Sappanone A Protects Against Inflammation, Oxidative Stress and Apoptosis in Cerebral Ischemia-Reperfusion Injury by Alleviating Endoplasmic Reticulum Stress.

Endoplasmic reticulum stress is an important contributor to the cerebral ischemic injury. Sappanone A (SA), a kind of natural homoisoflavanone extracted from Caesalpinia sappan L, has been evidenced to exhibit anti-inflammatory and antioxidative properties. The present study aimed to investigate the potential neuroprotective effects of SA in cerebral ischemia-reperfusion injury. The potential neuroprotective effect of SA was tested in a rat model of middle cerebral artery occlusion (MCAO) allowing reperfusion and PC12 cell model of oxygen-glucose deprivation and reperfusion (OGD/R).
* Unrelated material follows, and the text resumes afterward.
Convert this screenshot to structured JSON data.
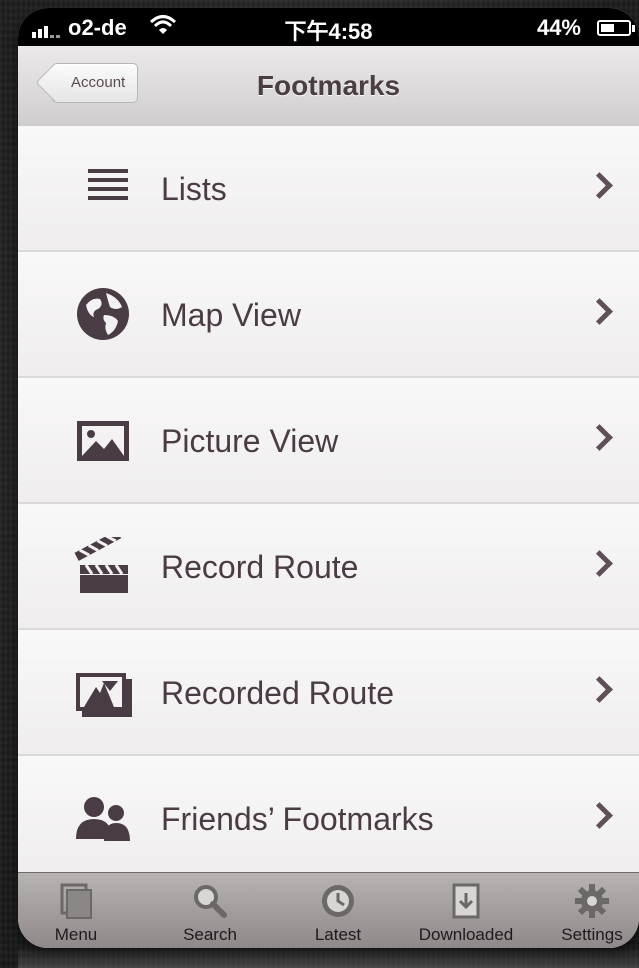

Post-ischemic neuronal injury was evaluated by 2, 3, 5-triphenyltetrazolium chloride (TTC) and hematoxylin-eosin (H&E) staining. The levels of inflammatory factors and oxidative stress-related markers were detected using corresponding kits. Cell apoptosis was evaluated by terminal deoxynucleotidyl transferase dUTP nick end labeling (TUNEL) or flow cytometry, and the expression of apoptosis-associated proteins was determined using western blot analysis. Subsequently, endoplasmic reticulum stress-related proteins were detected through western blot analysis, and CCAAT/enhancer binding protein (C/EBP) homologous protein (CHOP) was overexpressed to confirm the contribution of endoplasmic reticulum stress inhibition by SA to the neuroprotective effects post OGD/R. Results revealed that SA was effective in ameliorating cerebral infarction and pathological injuries post-reperfusion following MCAO, which is associated with reduced inflammation, oxidative stress, and cell apoptosis by SA in the brain. Consistently, these neuroprotective effects of SA post ischemia-reperfusion were also observed in a PC12 cell model of OGD/R. Importantly, endoplasmic reticulum stressors, including the CHOP, the 78 kDa glucose-regulated protein 78 (GRP78), and phosphorylated eukaryotic initiation factors 2α (EIF-2α), were significantly downregulated by SA, while CHOP overexpression attenuated the beneficial effects of SA on inflammation, oxidative stress, and apoptosis in OGD/R-induced PC12 cells. These results demonstrated that SA alleviates endoplasmic reticulum stress, ameliorating inflammation, oxidative stress, and apoptosis, and thereby serves as therapeutic potential for protection against cerebral ischemia-reperfusion injury in ischemic stroke.